In den vielen Diskussionen um den Schlußteil haben sich, verknüpft mit dem bisherigen Text, unterschiedliche Positionen unter uns herauskristallisiert und festgefahren. Im Text betonen wir, daß wir in unserer politischen Sozialisation von linken Ideen mitgeprägt sind und durch diese Theoriebrille gefärbte Blicke auf die Welt werfen. Wir haben festgestellt, daß uns alte Analysemuster und Betrachtungsweisen in eine Sackgasse führen, daß wir uns nicht an linken Denkmustern orientieren, sondern neue Wege verfolgen wollen. Das ist uns nur manchmal gelungen.

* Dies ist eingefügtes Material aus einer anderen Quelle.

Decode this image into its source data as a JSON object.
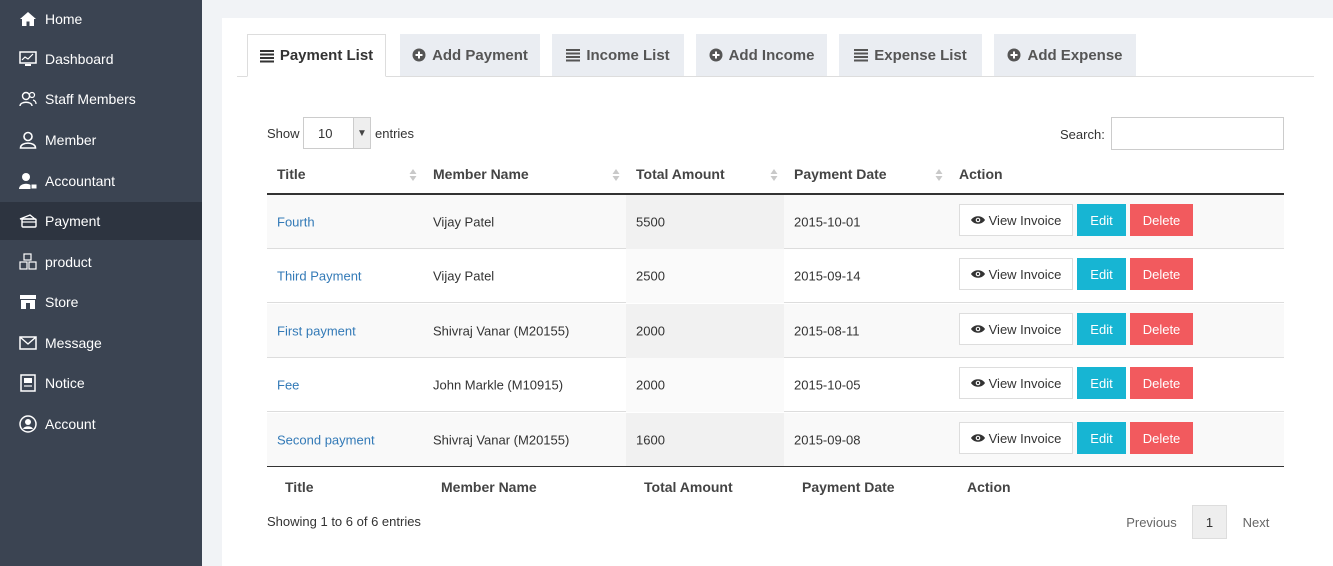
{
  "sidebar": {
    "items": [
      {
        "label": "Home",
        "icon": "home-icon"
      },
      {
        "label": "Dashboard",
        "icon": "monitor-icon"
      },
      {
        "label": "Staff Members",
        "icon": "users-icon"
      },
      {
        "label": "Member",
        "icon": "user-icon"
      },
      {
        "label": "Accountant",
        "icon": "accountant-icon"
      },
      {
        "label": "Payment",
        "icon": "payment-icon",
        "active": true
      },
      {
        "label": "product",
        "icon": "boxes-icon"
      },
      {
        "label": "Store",
        "icon": "store-icon"
      },
      {
        "label": "Message",
        "icon": "envelope-icon"
      },
      {
        "label": "Notice",
        "icon": "notice-icon"
      },
      {
        "label": "Account",
        "icon": "account-icon"
      }
    ]
  },
  "tabs": [
    {
      "label": "Payment List",
      "icon": "list-icon",
      "active": true
    },
    {
      "label": "Add Payment",
      "icon": "plus-circle-icon"
    },
    {
      "label": "Income List",
      "icon": "list-icon"
    },
    {
      "label": "Add Income",
      "icon": "plus-circle-icon"
    },
    {
      "label": "Expense List",
      "icon": "list-icon"
    },
    {
      "label": "Add Expense",
      "icon": "plus-circle-icon"
    }
  ],
  "table": {
    "show_label": "Show",
    "page_size": "10",
    "entries_label": "entries",
    "search_label": "Search:",
    "search_value": "",
    "columns": [
      "Title",
      "Member Name",
      "Total Amount",
      "Payment Date",
      "Action"
    ],
    "rows": [
      {
        "title": "Fourth",
        "member": "Vijay Patel",
        "amount": "5500",
        "date": "2015-10-01"
      },
      {
        "title": "Third Payment",
        "member": "Vijay Patel",
        "amount": "2500",
        "date": "2015-09-14"
      },
      {
        "title": "First payment",
        "member": "Shivraj Vanar (M20155)",
        "amount": "2000",
        "date": "2015-08-11"
      },
      {
        "title": "Fee",
        "member": "John Markle (M10915)",
        "amount": "2000",
        "date": "2015-10-05"
      },
      {
        "title": "Second payment",
        "member": "Shivraj Vanar (M20155)",
        "amount": "1600",
        "date": "2015-09-08"
      }
    ],
    "actions": {
      "view": "View Invoice",
      "edit": "Edit",
      "delete": "Delete"
    },
    "info": "Showing 1 to 6 of 6 entries",
    "pagination": {
      "previous": "Previous",
      "current": "1",
      "next": "Next"
    }
  },
  "colors": {
    "sidebar_bg": "#3b4452",
    "sidebar_active": "#2d3440",
    "edit_button": "#17b5d3",
    "delete_button": "#f25a5e",
    "link": "#337ab7"
  }
}
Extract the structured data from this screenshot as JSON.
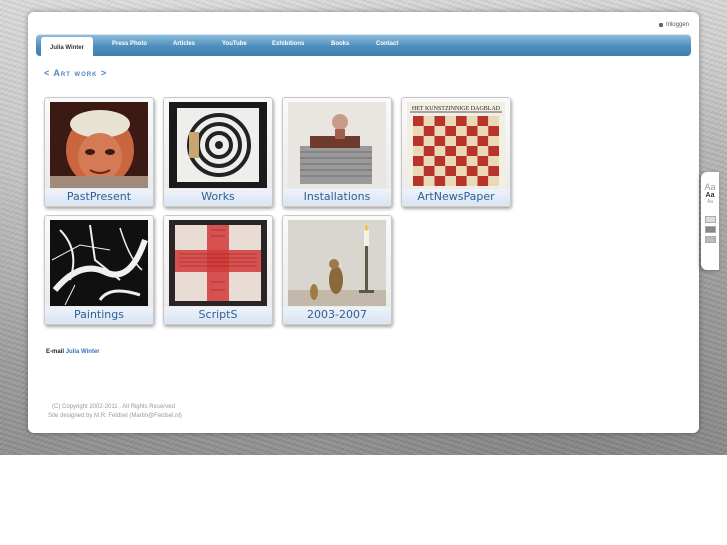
{
  "header": {
    "login_label": "Inloggen"
  },
  "nav": {
    "items": [
      {
        "label": "Julia Winter"
      },
      {
        "label": "Press Photo"
      },
      {
        "label": "Articles"
      },
      {
        "label": "YouTube"
      },
      {
        "label": "Exhibitions"
      },
      {
        "label": "Books"
      },
      {
        "label": "Contact"
      }
    ]
  },
  "section": {
    "title": "< Art work >"
  },
  "gallery": {
    "tiles": [
      {
        "label": "PastPresent"
      },
      {
        "label": "Works"
      },
      {
        "label": "Installations"
      },
      {
        "label": "ArtNewsPaper",
        "masthead": "HET KUNSTZINNIGE DAGBLAD"
      },
      {
        "label": "Paintings"
      },
      {
        "label": "ScriptS"
      },
      {
        "label": "2003-2007"
      }
    ]
  },
  "contact": {
    "prefix": "E-mail",
    "link": "Julia Winter"
  },
  "footer": {
    "copyright": "(C) Copyright 2002-2011 . All Rights Reserved",
    "designer": "Site designed by M.R. Feldsel (Martin@Feldsel.nl)"
  },
  "font_widget": {
    "large": "Aa",
    "medium": "Aa",
    "small": "Aa"
  },
  "colors": {
    "nav": "#4f8fbf",
    "link": "#3a73b6",
    "tile_label": "#2f5f96"
  }
}
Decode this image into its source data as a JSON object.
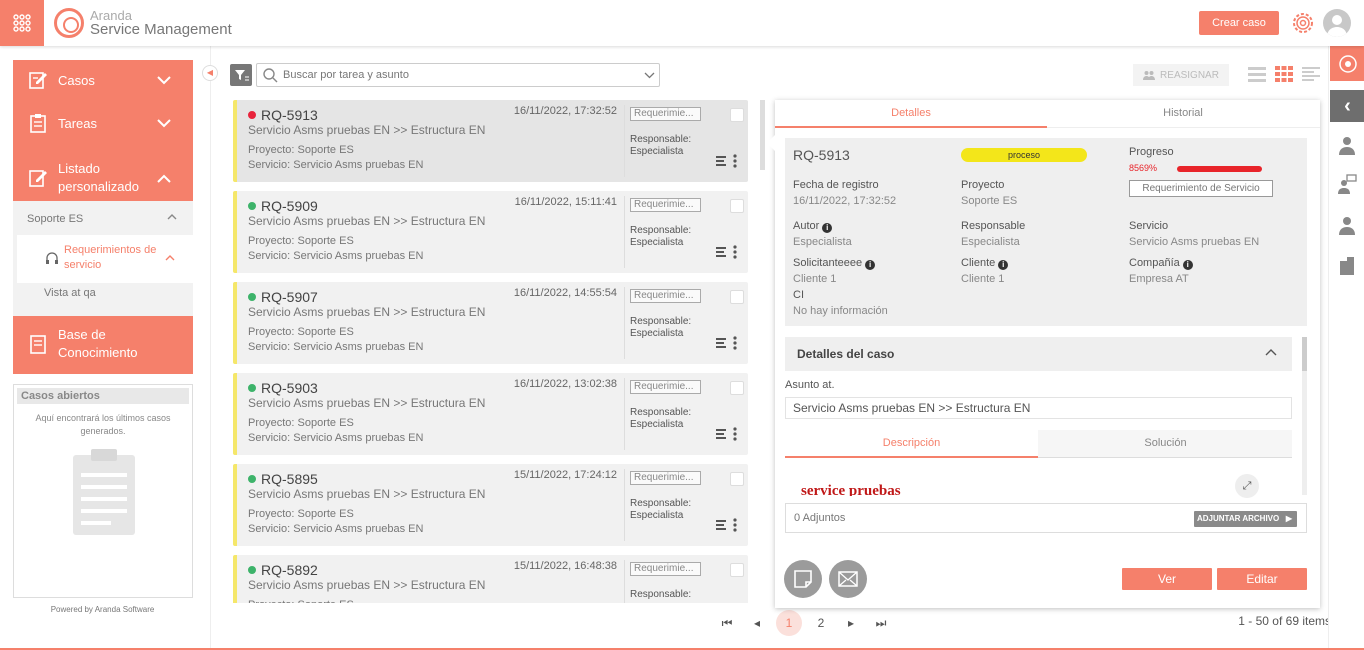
{
  "app": {
    "brand_top": "Aranda",
    "brand_bottom": "Service Management",
    "create_label": "Crear caso"
  },
  "sidebar": {
    "items": [
      {
        "label": "Casos"
      },
      {
        "label": "Tareas"
      },
      {
        "label": "Listado personalizado"
      }
    ],
    "submenu_header": "Soporte ES",
    "submenu_item": "Requerimientos de servicio",
    "submenu_view": "Vista at qa",
    "kb_label": "Base de Conocimiento",
    "open_cases_title": "Casos abiertos",
    "open_cases_text": "Aquí encontrará los últimos casos generados.",
    "powered": "Powered by Aranda Software"
  },
  "search": {
    "placeholder": "Buscar por tarea y asunto"
  },
  "toolbar": {
    "reassign_label": "REASIGNAR"
  },
  "cards": [
    {
      "id": "RQ-5913",
      "date": "16/11/2022, 17:32:52",
      "subject": "Servicio Asms pruebas EN >> Estructura EN",
      "project": "Proyecto: Soporte ES",
      "service": "Servicio: Servicio Asms pruebas EN",
      "type": "Requerimie...",
      "resp_label": "Responsable:",
      "resp": "Especialista",
      "dot": "#e8243c"
    },
    {
      "id": "RQ-5909",
      "date": "16/11/2022, 15:11:41",
      "subject": "Servicio Asms pruebas EN >> Estructura EN",
      "project": "Proyecto: Soporte ES",
      "service": "Servicio: Servicio Asms pruebas EN",
      "type": "Requerimie...",
      "resp_label": "Responsable:",
      "resp": "Especialista",
      "dot": "#3db36a"
    },
    {
      "id": "RQ-5907",
      "date": "16/11/2022, 14:55:54",
      "subject": "Servicio Asms pruebas EN >> Estructura EN",
      "project": "Proyecto: Soporte ES",
      "service": "Servicio: Servicio Asms pruebas EN",
      "type": "Requerimie...",
      "resp_label": "Responsable:",
      "resp": "Especialista",
      "dot": "#3db36a"
    },
    {
      "id": "RQ-5903",
      "date": "16/11/2022, 13:02:38",
      "subject": "Servicio Asms pruebas EN >> Estructura EN",
      "project": "Proyecto: Soporte ES",
      "service": "Servicio: Servicio Asms pruebas EN",
      "type": "Requerimie...",
      "resp_label": "Responsable:",
      "resp": "Especialista",
      "dot": "#3db36a"
    },
    {
      "id": "RQ-5895",
      "date": "15/11/2022, 17:24:12",
      "subject": "Servicio Asms pruebas EN >> Estructura EN",
      "project": "Proyecto: Soporte ES",
      "service": "Servicio: Servicio Asms pruebas EN",
      "type": "Requerimie...",
      "resp_label": "Responsable:",
      "resp": "Especialista",
      "dot": "#3db36a"
    },
    {
      "id": "RQ-5892",
      "date": "15/11/2022, 16:48:38",
      "subject": "Servicio Asms pruebas EN >> Estructura EN",
      "project": "Proyecto: Soporte ES",
      "service": "",
      "type": "Requerimie...",
      "resp_label": "Responsable:",
      "resp": "",
      "dot": "#3db36a"
    }
  ],
  "pagination": {
    "pages": [
      "1",
      "2"
    ],
    "current": "1",
    "items": "1 - 50 of 69 items"
  },
  "detail": {
    "tabs": [
      "Detalles",
      "Historial"
    ],
    "id": "RQ-5913",
    "status": "proceso",
    "progress_label": "Progreso",
    "progress_value": "8569%",
    "type": "Requerimiento de Servicio",
    "fields": {
      "fecha_label": "Fecha de registro",
      "fecha": "16/11/2022, 17:32:52",
      "proyecto_label": "Proyecto",
      "proyecto": "Soporte ES",
      "autor_label": "Autor",
      "autor": "Especialista",
      "responsable_label": "Responsable",
      "responsable": "Especialista",
      "servicio_label": "Servicio",
      "servicio": "Servicio Asms pruebas EN",
      "solicitante_label": "Solicitanteeee",
      "solicitante": "Cliente 1",
      "cliente_label": "Cliente",
      "cliente": "Cliente 1",
      "compania_label": "Compañía",
      "compania": "Empresa AT",
      "ci_label": "CI",
      "ci": "No hay información"
    },
    "case_details_title": "Detalles del caso",
    "subject_label": "Asunto at.",
    "subject_value": "Servicio Asms pruebas EN >> Estructura EN",
    "sub_tabs": [
      "Descripción",
      "Solución"
    ],
    "description": "service pruebas",
    "attachments_count": "0 Adjuntos",
    "attach_button": "ADJUNTAR ARCHIVO",
    "view_button": "Ver",
    "edit_button": "Editar"
  },
  "colors": {
    "accent": "#f5806b",
    "status_yellow": "#f3e61a",
    "progress_red": "#e8242a",
    "priority_bar": "#f5e76a"
  }
}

In der antiimperialistischen Sichtweise, die den Schwerpunkt auf materielle! ökonomische Ausbeutung im umfassendsten Sinne (Zerstörung von Lebensgrundlagen, Zurichtung auf und Ausbeutung von sexistischen, antisemitischen und rassistischen Gewaltverhältnissen...) legt, verliert sich häufig die antipatriarchale feministische Betrachtungsweise. Deswegen ist der Text mit Widersprüchen gefüllt, zwischen Festhalten und Verabschieden von linker eurozentristischer Theorie. Schwierigkeiten sind uns v.a. da begegnet, wo deutlich wird, wie wir selbst Teil der metropolitanen Verhältnisse sind und diese reproduzieren.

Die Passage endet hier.